AU researcher encourages men to get more involved in their health during Canadian Men’s Health Week
The Canadian Men’s Health Foundation states that Canada is among the world’s healthiest countries, but research shows that many Canadian men face health challenges due to poor eating, inactivity, high levels of stress, and social isolation.
June 15-21 is Men’s Health Week in Canada—a week dedicated to focusing on men’s health and promoting healthy lifestyles.
Dr. Steven Johnson, Program Director in the Faculty of Health Disciplines at Athabasca University (AU), is a principal investigator for the expansion of the POWERPLAY Program, which was designed specifically to promote men’s health and address some of the specific challenges men face.
POWERPLAY, funded by the Ministry of Labour and Immigration in Alberta, is an evidence-based workplace wellness program for men that offers unique resources to support healthy and active lifestyles in the workplace and at home.
This award-winning program has benefited countless men, and helped spark discussion around being open and transparent about men’s health promotion—a topic often stigmatized and avoided.
“Men are often very reserved in terms of going to get checkups or seeing health professionals. No one talks to them about their health, and they don’t talk about their health,” Johnson said.
The modules included in POWERPLAY are all unique, interactive, and engaging, focusing on topics including healthy eating, active living, mental health, smoking cessation, and most recently, sleep and suicide. Johnson mentioned that a goal is to be able to provide workplaces with supports to implement policies and education revolving around men’s health.
“Men are often very reserved in terms of going to get checkups or seeing health professionals. No one talks to them about their health, and they don’t talk about their health.”– Dr. Steven Johnson
“POWERPLAY is a program that can be deployed in industries that are primarily male dominated. For example, in Alberta, we have been working with oil and gas, logging and, more recently, mining industries,” he said.
“The program is informed by the literature, and we also asked men what they wanted. It’s implemented in the workplace and designed to be flexible. We realize that not all workplaces are the same.”
Through the course of the study, Johnson said it’s been observed that men really do want to engage in healthy behaviours, countering the popular notion that men don’t want to focus on their health. He emphasized that when workplaces support their employees’ health and well-being, it makes employees healthier and happier.

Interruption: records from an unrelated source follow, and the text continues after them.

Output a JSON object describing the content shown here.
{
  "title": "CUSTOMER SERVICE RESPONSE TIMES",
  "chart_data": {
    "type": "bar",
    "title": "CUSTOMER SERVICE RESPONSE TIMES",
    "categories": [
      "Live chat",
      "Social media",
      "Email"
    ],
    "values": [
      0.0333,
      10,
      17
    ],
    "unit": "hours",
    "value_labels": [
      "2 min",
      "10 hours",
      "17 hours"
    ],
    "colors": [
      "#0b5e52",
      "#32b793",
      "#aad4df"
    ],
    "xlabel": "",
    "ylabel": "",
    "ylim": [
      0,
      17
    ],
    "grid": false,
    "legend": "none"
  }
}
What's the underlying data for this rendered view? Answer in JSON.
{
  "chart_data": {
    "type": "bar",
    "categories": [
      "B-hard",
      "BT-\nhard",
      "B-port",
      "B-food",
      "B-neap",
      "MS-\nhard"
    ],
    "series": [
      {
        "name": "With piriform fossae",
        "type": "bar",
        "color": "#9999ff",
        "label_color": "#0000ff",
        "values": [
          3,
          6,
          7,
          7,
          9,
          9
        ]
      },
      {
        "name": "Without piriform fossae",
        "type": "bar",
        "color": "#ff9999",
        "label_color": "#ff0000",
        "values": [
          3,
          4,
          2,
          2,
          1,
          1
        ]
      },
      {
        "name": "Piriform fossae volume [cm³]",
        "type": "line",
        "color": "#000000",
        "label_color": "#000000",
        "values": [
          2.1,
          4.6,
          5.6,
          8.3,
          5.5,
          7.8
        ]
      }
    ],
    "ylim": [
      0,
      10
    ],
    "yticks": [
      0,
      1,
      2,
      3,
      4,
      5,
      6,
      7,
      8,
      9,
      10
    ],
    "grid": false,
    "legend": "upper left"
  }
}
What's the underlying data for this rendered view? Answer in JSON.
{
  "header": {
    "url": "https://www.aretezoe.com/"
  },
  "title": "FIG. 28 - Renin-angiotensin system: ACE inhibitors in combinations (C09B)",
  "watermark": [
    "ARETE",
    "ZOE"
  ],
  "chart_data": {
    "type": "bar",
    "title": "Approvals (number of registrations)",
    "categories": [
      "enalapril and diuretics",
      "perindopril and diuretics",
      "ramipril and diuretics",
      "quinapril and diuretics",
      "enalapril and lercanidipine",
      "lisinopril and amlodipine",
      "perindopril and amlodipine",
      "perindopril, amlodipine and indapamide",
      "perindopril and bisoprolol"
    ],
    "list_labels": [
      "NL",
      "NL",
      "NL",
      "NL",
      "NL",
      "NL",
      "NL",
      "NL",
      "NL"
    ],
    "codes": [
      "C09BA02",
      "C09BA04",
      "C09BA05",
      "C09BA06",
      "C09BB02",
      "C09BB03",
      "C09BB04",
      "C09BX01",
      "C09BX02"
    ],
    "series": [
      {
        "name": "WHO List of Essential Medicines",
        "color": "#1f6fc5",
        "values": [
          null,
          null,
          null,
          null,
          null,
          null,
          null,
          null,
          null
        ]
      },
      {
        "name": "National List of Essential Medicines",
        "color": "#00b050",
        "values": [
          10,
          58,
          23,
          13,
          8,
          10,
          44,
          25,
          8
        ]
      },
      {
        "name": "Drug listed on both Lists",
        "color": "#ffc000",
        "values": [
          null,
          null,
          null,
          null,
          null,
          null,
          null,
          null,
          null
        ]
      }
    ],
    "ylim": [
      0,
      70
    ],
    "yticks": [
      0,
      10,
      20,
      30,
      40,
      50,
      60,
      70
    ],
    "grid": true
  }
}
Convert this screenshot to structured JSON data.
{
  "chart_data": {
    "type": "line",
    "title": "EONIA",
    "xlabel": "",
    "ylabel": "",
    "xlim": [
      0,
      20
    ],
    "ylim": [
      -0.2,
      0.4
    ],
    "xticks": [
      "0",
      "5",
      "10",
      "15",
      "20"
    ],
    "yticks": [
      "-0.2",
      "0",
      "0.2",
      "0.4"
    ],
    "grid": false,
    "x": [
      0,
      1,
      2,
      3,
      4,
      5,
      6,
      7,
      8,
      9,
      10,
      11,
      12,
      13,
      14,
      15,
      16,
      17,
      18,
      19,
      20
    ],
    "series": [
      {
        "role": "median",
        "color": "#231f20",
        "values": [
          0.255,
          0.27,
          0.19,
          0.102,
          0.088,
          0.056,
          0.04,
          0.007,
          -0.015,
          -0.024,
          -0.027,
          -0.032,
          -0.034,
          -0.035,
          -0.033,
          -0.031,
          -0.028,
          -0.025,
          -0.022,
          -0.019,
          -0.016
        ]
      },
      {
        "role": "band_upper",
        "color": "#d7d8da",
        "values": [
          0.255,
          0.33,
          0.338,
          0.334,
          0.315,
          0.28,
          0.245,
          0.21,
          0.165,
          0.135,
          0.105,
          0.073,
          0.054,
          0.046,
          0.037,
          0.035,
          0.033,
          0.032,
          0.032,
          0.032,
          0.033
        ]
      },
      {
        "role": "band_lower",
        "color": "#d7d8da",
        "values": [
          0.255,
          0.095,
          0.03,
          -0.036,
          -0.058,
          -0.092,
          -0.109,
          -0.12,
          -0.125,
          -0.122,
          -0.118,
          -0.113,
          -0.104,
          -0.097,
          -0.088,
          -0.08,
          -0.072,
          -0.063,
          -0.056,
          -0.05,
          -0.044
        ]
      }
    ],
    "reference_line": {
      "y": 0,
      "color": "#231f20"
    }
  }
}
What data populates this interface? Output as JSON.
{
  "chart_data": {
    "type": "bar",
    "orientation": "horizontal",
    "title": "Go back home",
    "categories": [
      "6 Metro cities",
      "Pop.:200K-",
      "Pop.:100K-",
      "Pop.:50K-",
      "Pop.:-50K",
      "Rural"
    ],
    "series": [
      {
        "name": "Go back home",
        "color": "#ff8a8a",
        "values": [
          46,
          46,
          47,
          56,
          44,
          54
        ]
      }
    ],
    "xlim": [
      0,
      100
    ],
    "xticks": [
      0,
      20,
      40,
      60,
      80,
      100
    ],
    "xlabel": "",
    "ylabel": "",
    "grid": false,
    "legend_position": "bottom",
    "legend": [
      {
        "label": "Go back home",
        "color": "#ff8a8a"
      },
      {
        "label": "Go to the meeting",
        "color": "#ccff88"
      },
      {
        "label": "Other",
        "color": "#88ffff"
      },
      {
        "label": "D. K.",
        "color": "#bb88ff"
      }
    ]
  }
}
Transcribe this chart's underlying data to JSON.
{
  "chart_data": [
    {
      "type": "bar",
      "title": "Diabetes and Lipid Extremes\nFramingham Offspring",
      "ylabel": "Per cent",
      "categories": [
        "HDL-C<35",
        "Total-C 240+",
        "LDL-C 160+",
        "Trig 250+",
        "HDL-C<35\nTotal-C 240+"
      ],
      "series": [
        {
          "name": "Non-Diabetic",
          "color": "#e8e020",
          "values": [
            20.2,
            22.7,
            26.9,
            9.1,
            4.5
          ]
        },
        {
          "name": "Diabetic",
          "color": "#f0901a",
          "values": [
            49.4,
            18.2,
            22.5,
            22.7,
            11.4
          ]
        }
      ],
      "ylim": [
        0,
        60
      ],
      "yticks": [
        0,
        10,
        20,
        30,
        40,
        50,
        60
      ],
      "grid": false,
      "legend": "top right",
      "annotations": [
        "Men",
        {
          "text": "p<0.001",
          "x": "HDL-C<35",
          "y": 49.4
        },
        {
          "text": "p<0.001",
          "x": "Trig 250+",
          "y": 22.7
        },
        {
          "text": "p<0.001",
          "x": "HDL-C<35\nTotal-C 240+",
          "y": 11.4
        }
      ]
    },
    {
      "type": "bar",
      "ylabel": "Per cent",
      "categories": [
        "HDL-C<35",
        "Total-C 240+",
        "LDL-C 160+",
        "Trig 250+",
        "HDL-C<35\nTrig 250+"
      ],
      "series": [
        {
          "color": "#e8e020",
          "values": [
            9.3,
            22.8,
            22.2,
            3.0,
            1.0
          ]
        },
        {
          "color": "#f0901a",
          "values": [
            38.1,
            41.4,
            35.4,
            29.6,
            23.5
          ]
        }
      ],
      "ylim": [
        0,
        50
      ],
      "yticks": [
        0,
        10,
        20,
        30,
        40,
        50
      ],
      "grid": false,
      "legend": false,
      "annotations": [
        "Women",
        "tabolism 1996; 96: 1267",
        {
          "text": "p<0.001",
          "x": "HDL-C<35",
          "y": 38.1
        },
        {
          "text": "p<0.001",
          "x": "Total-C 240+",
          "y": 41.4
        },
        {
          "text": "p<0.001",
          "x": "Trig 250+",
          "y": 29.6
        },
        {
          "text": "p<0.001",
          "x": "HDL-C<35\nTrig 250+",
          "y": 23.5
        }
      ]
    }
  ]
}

“If I could give any advice to men when it comes to health promotion and well-being, I’d say it’s okay to care about your health and to be healthy. It’s okay to take time to be healthy,” he said.
“If I could give any advice to men when it comes to health promotion and well-being, I’d say it’s okay to care about your health and to be healthy. It’s okay to take time to be healthy.”– Dr. Steven Johnson
To learn more about research activities in the Faculty of Health Disciplines, visit the Faculty Research web page.
POWERPLAY was developed through a collaboration among the Canadian Cancer Society, BC Cancer Agency, Northern Health, and researchers from the University of British Columbia and Athabasca University, and is supported by funding from the Canadian Cancer Society.
As of 2019, with funding from the Alberta Ministry of Labour – Occupational Health and Safety Futures Program, further development and evaluation of POWERPLAY is being led by researchers from the University of British Columbia and Athabasca University.